You can use a password generator and manager. While the
passphrase approach might work well , and your computer login or the few cases
you need to remember your password, this is the best option is to generate a
truly random, long, and complex password. It is hard to crack password by the
hackers because of it patterns and word lists. Here are some website like LastPass, KeePass, or 1Password ,
who can generate a random password for your preference. You can see this
article for better understanding how to build a nearly hack-proof password system with
LastPass as well as detailed instructions.
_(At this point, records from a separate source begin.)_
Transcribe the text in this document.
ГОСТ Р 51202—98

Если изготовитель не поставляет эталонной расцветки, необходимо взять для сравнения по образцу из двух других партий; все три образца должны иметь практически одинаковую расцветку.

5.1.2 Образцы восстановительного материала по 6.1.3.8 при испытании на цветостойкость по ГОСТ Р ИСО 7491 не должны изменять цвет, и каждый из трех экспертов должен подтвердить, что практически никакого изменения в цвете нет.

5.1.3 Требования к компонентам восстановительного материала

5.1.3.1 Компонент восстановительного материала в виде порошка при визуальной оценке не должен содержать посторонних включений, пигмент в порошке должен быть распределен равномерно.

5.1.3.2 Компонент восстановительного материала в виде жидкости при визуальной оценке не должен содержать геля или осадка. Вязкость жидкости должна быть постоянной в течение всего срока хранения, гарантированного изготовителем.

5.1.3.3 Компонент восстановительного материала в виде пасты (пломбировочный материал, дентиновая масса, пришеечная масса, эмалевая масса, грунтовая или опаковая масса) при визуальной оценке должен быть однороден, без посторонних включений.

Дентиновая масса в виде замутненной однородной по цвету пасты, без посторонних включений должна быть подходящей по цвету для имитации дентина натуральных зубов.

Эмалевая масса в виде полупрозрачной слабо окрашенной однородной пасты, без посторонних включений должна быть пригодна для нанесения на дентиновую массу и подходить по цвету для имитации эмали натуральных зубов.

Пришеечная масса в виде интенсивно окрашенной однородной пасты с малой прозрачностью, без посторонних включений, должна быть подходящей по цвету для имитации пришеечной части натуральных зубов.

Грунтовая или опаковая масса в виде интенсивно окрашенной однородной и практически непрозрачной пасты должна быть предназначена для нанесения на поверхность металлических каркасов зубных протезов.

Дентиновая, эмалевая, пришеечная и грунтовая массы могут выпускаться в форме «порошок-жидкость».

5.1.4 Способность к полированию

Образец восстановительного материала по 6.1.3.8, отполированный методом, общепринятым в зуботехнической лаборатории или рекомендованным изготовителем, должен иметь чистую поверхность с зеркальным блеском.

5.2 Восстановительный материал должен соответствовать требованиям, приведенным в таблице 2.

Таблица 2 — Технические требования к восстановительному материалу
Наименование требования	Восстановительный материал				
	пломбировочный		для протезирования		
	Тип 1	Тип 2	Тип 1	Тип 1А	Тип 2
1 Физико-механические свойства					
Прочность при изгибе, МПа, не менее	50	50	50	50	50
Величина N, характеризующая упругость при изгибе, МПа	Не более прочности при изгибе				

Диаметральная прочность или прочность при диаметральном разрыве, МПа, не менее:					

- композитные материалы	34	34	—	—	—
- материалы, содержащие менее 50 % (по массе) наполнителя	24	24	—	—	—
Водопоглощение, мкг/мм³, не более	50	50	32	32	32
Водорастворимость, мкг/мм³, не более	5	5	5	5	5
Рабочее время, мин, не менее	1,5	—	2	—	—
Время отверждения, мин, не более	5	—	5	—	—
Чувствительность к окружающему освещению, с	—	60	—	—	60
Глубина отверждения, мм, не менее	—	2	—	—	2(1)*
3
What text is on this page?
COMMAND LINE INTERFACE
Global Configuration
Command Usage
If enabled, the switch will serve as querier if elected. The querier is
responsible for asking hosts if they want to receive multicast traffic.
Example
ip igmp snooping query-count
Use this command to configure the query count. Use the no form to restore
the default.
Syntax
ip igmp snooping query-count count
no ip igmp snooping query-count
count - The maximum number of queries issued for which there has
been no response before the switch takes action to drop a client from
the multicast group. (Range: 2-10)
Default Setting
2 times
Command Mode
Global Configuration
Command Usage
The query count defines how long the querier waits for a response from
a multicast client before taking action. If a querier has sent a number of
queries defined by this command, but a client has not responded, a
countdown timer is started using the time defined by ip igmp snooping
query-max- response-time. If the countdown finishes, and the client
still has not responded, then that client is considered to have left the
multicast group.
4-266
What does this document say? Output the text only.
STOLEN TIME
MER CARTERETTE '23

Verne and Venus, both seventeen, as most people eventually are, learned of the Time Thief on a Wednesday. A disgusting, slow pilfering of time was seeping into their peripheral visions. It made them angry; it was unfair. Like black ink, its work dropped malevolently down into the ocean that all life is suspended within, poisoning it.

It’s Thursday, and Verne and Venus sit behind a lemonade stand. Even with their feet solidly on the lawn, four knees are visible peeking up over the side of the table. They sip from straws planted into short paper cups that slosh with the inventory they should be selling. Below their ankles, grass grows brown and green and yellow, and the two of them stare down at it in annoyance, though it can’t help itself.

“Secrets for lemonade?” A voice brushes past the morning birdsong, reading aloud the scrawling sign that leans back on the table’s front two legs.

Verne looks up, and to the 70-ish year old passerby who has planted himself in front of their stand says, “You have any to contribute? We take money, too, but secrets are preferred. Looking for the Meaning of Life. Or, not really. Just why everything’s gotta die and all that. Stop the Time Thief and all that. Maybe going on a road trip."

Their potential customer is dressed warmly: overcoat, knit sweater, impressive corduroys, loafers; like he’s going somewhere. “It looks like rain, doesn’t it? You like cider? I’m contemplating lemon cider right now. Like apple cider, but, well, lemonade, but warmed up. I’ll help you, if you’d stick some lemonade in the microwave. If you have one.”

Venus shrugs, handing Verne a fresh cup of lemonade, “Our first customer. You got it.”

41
Always, remember that the only secure password is the one you can't remember.
3. Always try to use a Unique Password for Each Site
Whatever the passwords you choose or create, this is the
most important security strategy of all of you guys: Use a different password
for each site if possible, if you maintain this you will be secure. Any hacker
can’t hack your password. The limit of the character is up to you. If your
password is compromised on different passwords for different sites, at least
all your accounts are protected.
Does this article helpful for you or Do you add up any
formula that you know? You are most welcome to add any idea about this article.
Let us know about your comments or recommendation in comment section.